И Катерина Демченко рассказала.
Это была повесть о двух запутавшихся, слабовольных людях, стыдящихся и самих себя и своих близких, перед которыми они должны были лицемерить. Однако ее показания со всей очевидностью подтверждали, что в памятный вечер Санько действительно в селе Веселом не был.
Выходя из кабинета председателя сельсовета, где происходила эта беседа, Катя задержалась в дверях. Полковник заметил: глаза ее просветлели, плечи расправились шире, словно сбросила она груз, который давил ее непосильной тяжестью.
— Вы теперь, товарищ полковник, конечно, понятия низкого обо мне, — сказала она с робкой улыбкой и остановилась, подыскивая слова. — Только я хочу сказать: словно затмение с меня сошло. Уж так наказнилась, уж так намучилась… Вместе бы с кожей сняла с себя позор… Вы не думайте, что я такая… совсем пропащая… нет!
— Ну что вы, Катя! — дружески улыбнулся полковник. — У вас хватило мужества сознаться и спасти человека. Это многое значит. По-иному будете смотреть теперь на жизнь.
У крыльца сельсовета полковника уже ждали в машине Клебанов и Григорьев. Он уступил капитану первое сиденье и занял место рядом со своим заместителем. По дороге он сухо изложил Клебанову суть показаний свидетельницы, приказал уточнить ряд фактов, о которых она говорила, и в заключение сказал:
— Проверить все утром и завтра же отпустить Санько. Да лично перед ним извинитесь. Ежедневно мне докладывать о дальнейшем ходе следствия по. делу об убийстве в селе Веселое. О том, что произошло, мы поговорим особо.

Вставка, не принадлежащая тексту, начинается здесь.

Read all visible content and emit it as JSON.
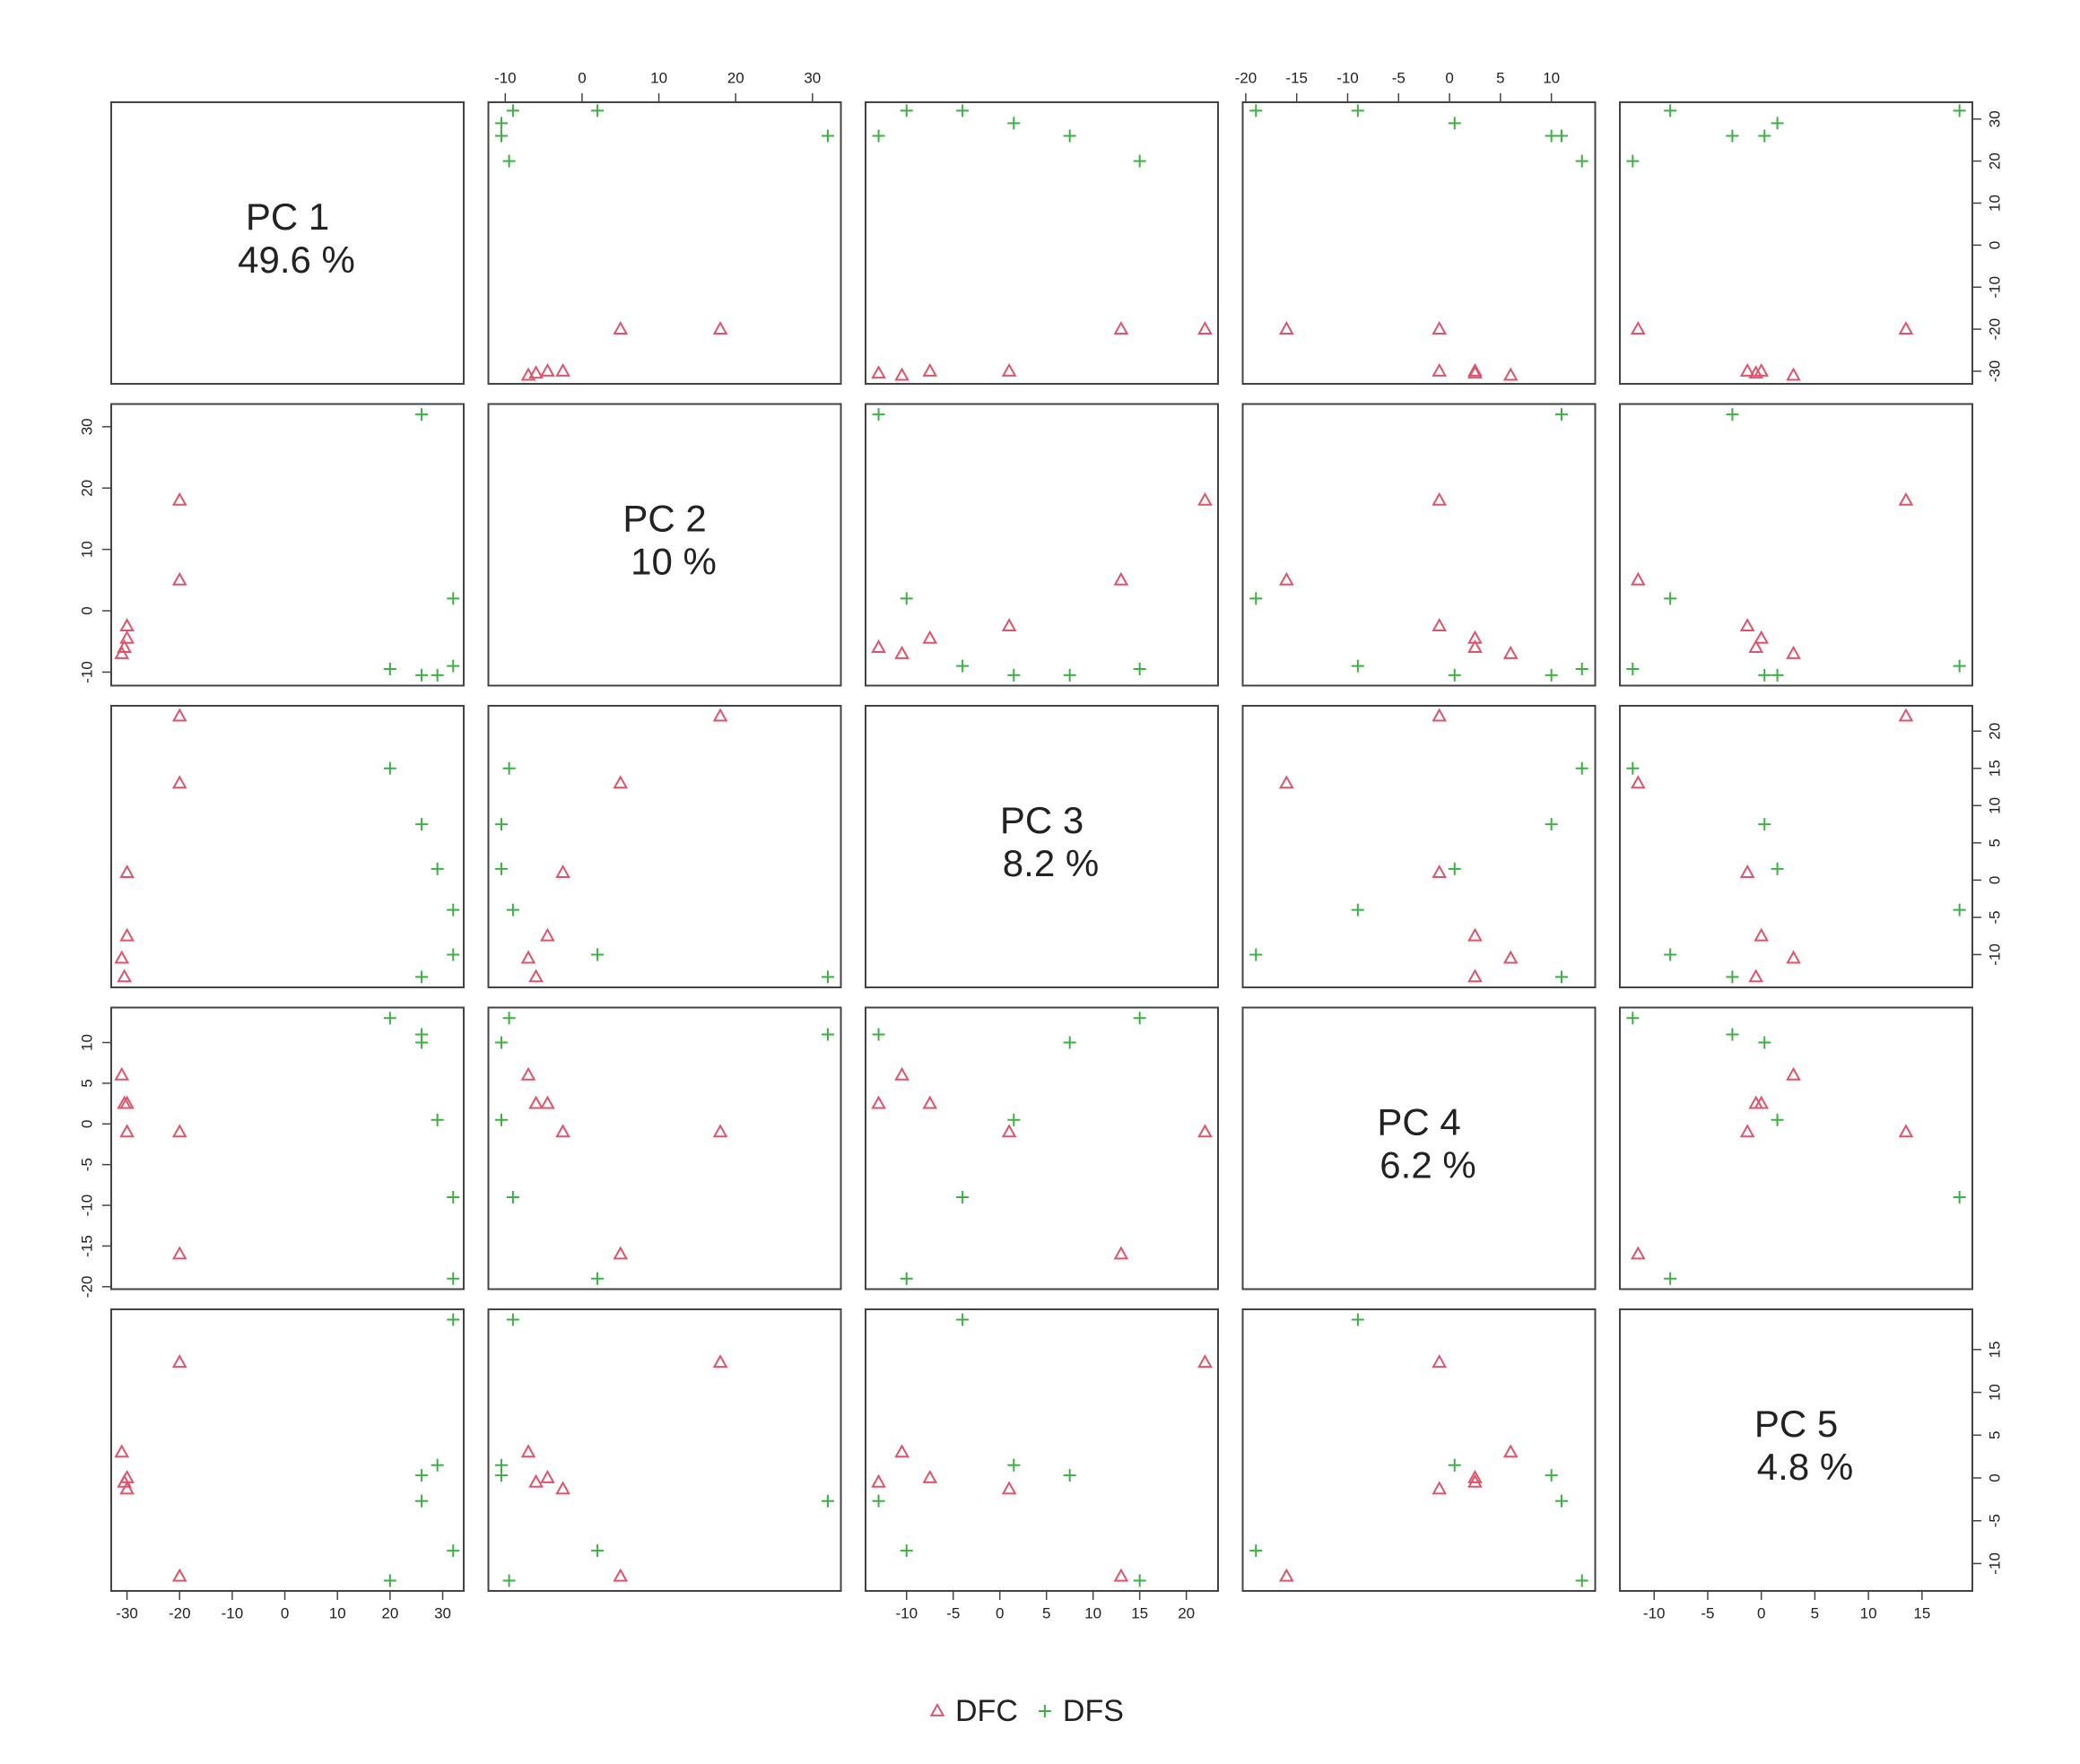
{
  "chart_data": {
    "type": "scatter-matrix",
    "variables": [
      {
        "label": "PC 1",
        "variance": "49.6 %",
        "lim": [
          -33,
          34
        ],
        "ticks": [
          -30,
          -20,
          -10,
          0,
          10,
          20,
          30
        ]
      },
      {
        "label": "PC 2",
        "variance": "10 %",
        "lim": [
          -12.2,
          33.7
        ],
        "ticks": [
          -10,
          0,
          10,
          20,
          30
        ]
      },
      {
        "label": "PC 3",
        "variance": "8.2 %",
        "lim": [
          -14.4,
          23.4
        ],
        "ticks": [
          -10,
          -5,
          0,
          5,
          10,
          15,
          20
        ]
      },
      {
        "label": "PC 4",
        "variance": "6.2 %",
        "lim": [
          -20.3,
          14.3
        ],
        "ticks": [
          -20,
          -15,
          -10,
          -5,
          0,
          5,
          10
        ]
      },
      {
        "label": "PC 5",
        "variance": "4.8 %",
        "lim": [
          -13.2,
          19.7
        ],
        "ticks": [
          -10,
          -5,
          0,
          5,
          10,
          15
        ]
      }
    ],
    "series": [
      {
        "name": "DFC",
        "color": "#df536b",
        "marker": "triangle",
        "values": [
          [
            -20,
            18,
            22,
            -1,
            13.5
          ],
          [
            -20,
            5,
            13,
            -16,
            -11.5
          ],
          [
            -31,
            -7,
            -10.5,
            6,
            3
          ],
          [
            -30.5,
            -6,
            -13,
            2.5,
            -0.5
          ],
          [
            -30,
            -4.5,
            -7.5,
            2.5,
            0
          ],
          [
            -30,
            -2.5,
            1,
            -1,
            -1.3
          ]
        ]
      },
      {
        "name": "DFS",
        "color": "#3cb043",
        "marker": "plus",
        "values": [
          [
            20,
            -9.5,
            15,
            13,
            -12
          ],
          [
            26,
            -10.5,
            7.5,
            10,
            0.3
          ],
          [
            29,
            -10.5,
            1.5,
            0.5,
            1.5
          ],
          [
            32,
            -9,
            -4,
            -9,
            18.5
          ],
          [
            32,
            2,
            -10,
            -19,
            -8.5
          ],
          [
            26,
            32,
            -13,
            11,
            -2.7
          ]
        ]
      }
    ]
  }
}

Долго в эту ночь не мог заснуть Александр Петрович Головин. Мучительный стыд жег ему душу.
«Как же я не разгадал Клебанова раньше? — спрашивал он себя, ворочаясь с боку на бок. — Не замечал его чванливой самоуверенности, показной возни с бумагами, холодка, с которым он относился к работе? Это его невозмутимое спокойствие я воспринимал как выдержку, умение владеть собой. Оказывается, за ним крылось равнодушие… И ведь были же у меня основания присмотреться к нему попристальнее. Да, были…»
И Александру Петровичу вспомнилась первая встреча с Клебановым и неприятное впечатление, которое Клебанов тогда на него произвел.
Два года назад, отдыхая в Сочи, Головин как-то оказался случайным свидетелем сцены, которая разыгралась в столовой.
— Чем вы меня кормите? — кричал какой-то «новенький» официантке. — У меня дома собака лучше питается.
Обернувшись на голос, Александр Петрович увидел невысокого, плотного человека, с круглым, по-детски розовым лицом, с большой лысиной, прикрытой начесом волос. Серые глаза незнакомца, почти не затененные ресницами, округлились от возмущения, губы кривила брезгливая гримаса. Официантка что-то негромко сказала ему, очевидно предложила переменить блюдо, но тот с силою швырнул ложку в тарелку. Брызги борща разлетелись в стороны — на белую скатерть, на передник официантки, на платье сидящей рядом дамы, очевидно супруги новоприбывшего. Публика в столовой возмущенно зашумела.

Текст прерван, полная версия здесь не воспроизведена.